Id., 115 SC at 2207-2208. Accordingly, the U. S. Supreme Court concluded that
where the legislature has authorized such a particular punishment range for a given crime, the resulting sentence within that range constitutes punishment only for the offense of conviction for purposes of the double jeopardy inquiry.
Id., 115 SC at 2208.
Our review of the district court's sentence reveals that it was within the authorized statutory limit for the crime for which Nance was convicted in federal court. 2 Therefore, we conclude that the instant prosecution for Nance's post-robbery conduct is not barred by the double jeopardy clauses in either the Federal or Georgia constitutions as a second attempt to punish Nance for the same crime. The trial court did not err by denying Nance's plea in double jeopardy.
Daniel J. Porter, District Attorney, Phil Wiley, Karen E. Reed, Assistant District Attorneys, Michael J. Bowers, Attorney General, for appellee.
1  Nance pled guilty in federal court to three counts: Count 1, a violation of 18 USC 2113 (a) in regard to his robbery of a bank on Highway 29 in Lilburn; Count 2, a violation of 18 USC 2113 (a) and (d), in regard to his armed robbery of the Indian Trail bank; and Count 4, a violation of 18 USC 922 (g) (1), possession of a firearm by a felon. Under 18 USC 924 (e), a person who violates 18 USC 922 (g) (1) and has three previous convictions for a violent felony is subject to a mandatory minimum sentence of fifteen years and a maximum sentence of life imprisonment. See United States v. Brame, 997 F2d 1426, 1428 (11th Cir. 1993). The Assistant United States Attorney at the sentencing hearing set forth evidence establishing Nance's three previous convictions for violent felonies, as defined in 18 USC 924 (c) (3). The district court sentenced Nance to 240 months for Count 1, 300 months for Count 2, and life without parole on Count 4.
2  The United States Sentencing Guidelines are set forth in 18 USC Appendix. Appx. A reveals that 18 USC Appx. 2K2.1 (USSG 2K2.1) applies to 18 USC 922, but, when violation of 18 USC 922 involves punishment under 18 USC 924 (e), reference must also be made to USSG 4B1.4 of the Career Offenders and Criminal Livelihood Part, wherein it is provided that "[a] career offender's criminal history category in every case shall be Category VI," USSG 4B1.1, and that there is an offense level of 37 for the "offense statutory maximum," namely, life imprisonment.
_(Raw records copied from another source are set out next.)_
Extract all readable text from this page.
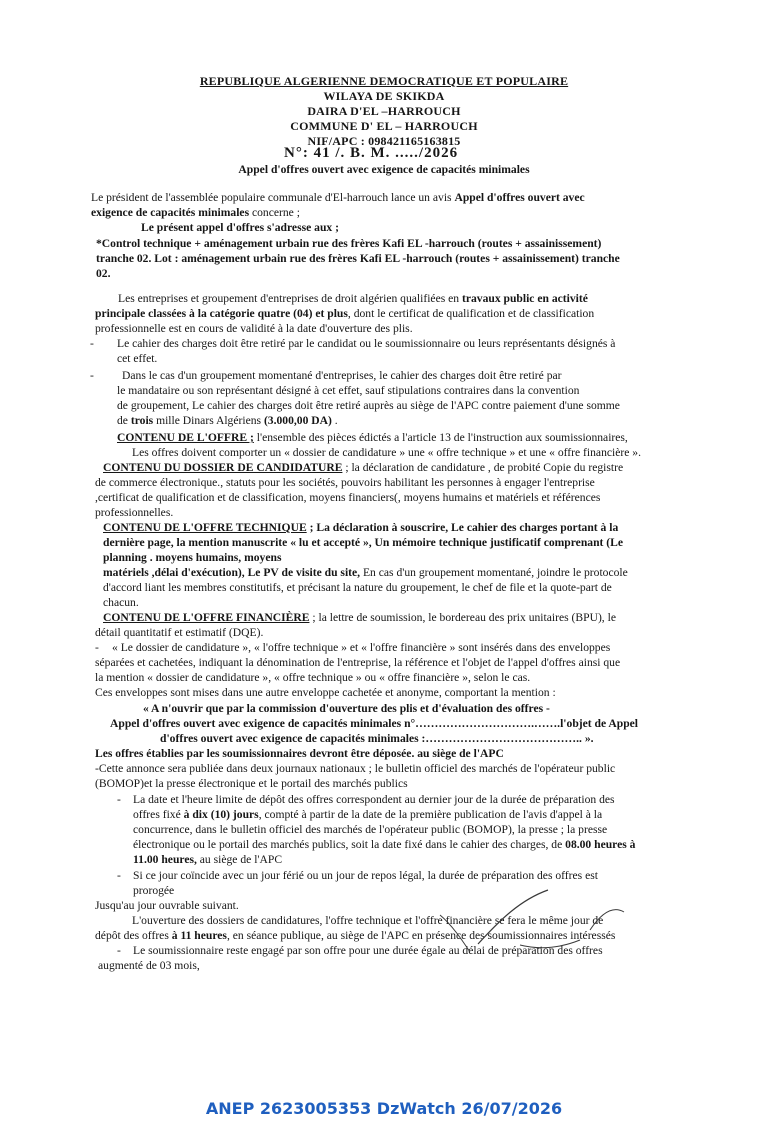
REPUBLIQUE ALGERIENNE DEMOCRATIQUE ET POPULAIRE
WILAYA DE SKIKDA
DAIRA D'EL –HARROUCH
COMMUNE D' EL – HARROUCH
NIF/APC : 098421165163815
N°: 41 /. B. M. ...../2026
Appel d'offres ouvert avec exigence de capacités minimales
Le président de l'assemblée populaire communale d'El-harrouch lance un avis Appel d'offres ouvert avec
exigence de capacités minimales concerne ;
Le présent appel d'offres s'adresse aux ;
*Control technique + aménagement urbain rue des frères Kafi EL -harrouch (routes + assainissement)
tranche 02. Lot : aménagement urbain rue des frères Kafi EL -harrouch (routes + assainissement) tranche
02.
Les entreprises et groupement d'entreprises de droit algérien qualifiées en travaux public en activité
principale classées à la catégorie quatre (04) et plus, dont le certificat de qualification et de classification
professionnelle est en cours de validité à la date d'ouverture des plis.
- Le cahier des charges doit être retiré par le candidat ou le soumissionnaire ou leurs représentants désignés à
cet effet.
- Dans le cas d'un groupement momentané d'entreprises, le cahier des charges doit être retiré par
le mandataire ou son représentant désigné à cet effet, sauf stipulations contraires dans la convention
de groupement, Le cahier des charges doit être retiré auprès au siège de l'APC contre paiement d'une somme
de trois mille Dinars Algériens (3.000,00 DA) .
CONTENU DE L'OFFRE ; l'ensemble des pièces édictés a l'article 13 de l'instruction aux soumissionnaires,
Les offres doivent comporter un « dossier de candidature » une « offre technique » et une « offre financière ».
CONTENU DU DOSSIER DE CANDIDATURE ; la déclaration de candidature , de probité Copie du registre
de commerce électronique., statuts pour les sociétés, pouvoirs habilitant les personnes à engager l'entreprise
,certificat de qualification et de classification, moyens financiers(, moyens humains et matériels et références
professionnelles.
CONTENU DE L'OFFRE TECHNIQUE ; La déclaration à souscrire, Le cahier des charges portant à la
dernière page, la mention manuscrite « lu et accepté », Un mémoire technique justificatif comprenant (Le
planning . moyens humains, moyens
matériels ,délai d'exécution), Le PV de visite du site, En cas d'un groupement momentané, joindre le protocole
d'accord liant les membres constitutifs, et précisant la nature du groupement, le chef de file et la quote-part de
chacun.
CONTENU DE L'OFFRE FINANCIÈRE ; la lettre de soumission, le bordereau des prix unitaires (BPU), le
détail quantitatif et estimatif (DQE).
- « Le dossier de candidature », « l'offre technique » et « l'offre financière » sont insérés dans des enveloppes
séparées et cachetées, indiquant la dénomination de l'entreprise, la référence et l'objet de l'appel d'offres ainsi que
la mention « dossier de candidature », « offre technique » ou « offre financière », selon le cas.
Ces enveloppes sont mises dans une autre enveloppe cachetée et anonyme, comportant la mention :
« A n'ouvrir que par la commission d'ouverture des plis et d'évaluation des offres -
Appel d'offres ouvert avec exigence de capacités minimales n°………………………….…….l'objet de Appel
d'offres ouvert avec exigence de capacités minimales :………………………………….. ».
Les offres établies par les soumissionnaires devront être déposée. au siège de l'APC
-Cette annonce sera publiée dans deux journaux nationaux ; le bulletin officiel des marchés de l'opérateur public
(BOMOP)et la presse électronique et le portail des marchés publics
- La date et l'heure limite de dépôt des offres correspondent au dernier jour de la durée de préparation des
offres fixé à dix (10) jours, compté à partir de la date de la première publication de l'avis d'appel à la
concurrence, dans le bulletin officiel des marchés de l'opérateur public (BOMOP), la presse ; la presse
électronique ou le portail des marchés publics, soit la date fixé dans le cahier des charges, de 08.00 heures à
11.00 heures, au siège de l'APC
- Si ce jour coïncide avec un jour férié ou un jour de repos légal, la durée de préparation des offres est
prorogée
Jusqu'au jour ouvrable suivant.
L'ouverture des dossiers de candidatures, l'offre technique et l'offre financière se fera le même jour de
dépôt des offres à 11 heures, en séance publique, au siège de l'APC en présence des soumissionnaires intéressés
- Le soumissionnaire reste engagé par son offre pour une durée égale au délai de préparation des offres
augmenté de 03 mois,
ANEP 2623005353 DzWatch 26/07/2026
Id. at (A). Under the Sentencing Table, 18 USC 5A, the guideline range for an offense level of 37 with a criminal history category of VI is 360 months to life. The district court looked to USSG 2K2.1 (c) (1) (B) in regard to a death occurring with Nance's use of a firearm and found that the killing involved first degree murder (18 USC 1111) for purposes of cross-referencing USSG 2A1.1, which has a base offense level of 43 and a mandatory sentence of life. See Sentencing Table, supra. The district court chose to reduce the offense level by three due to Nance's acceptance of responsibility. USSG 3E1.1. The guideline range for an offense level of 40 with a criminal history category of VI is 360 months to life, the same as for an offense level of 37 with a criminal history category of VI. We note that under the Sentencing Reform Act of 1984, parole has been abolished. See United States v. Scroggins, 880 F2d 1204, 1207-1208 (II) (A) (11th Cir. 1989).
Donald L. Hudson, Jr., Edwin J. Wilson, for appellant.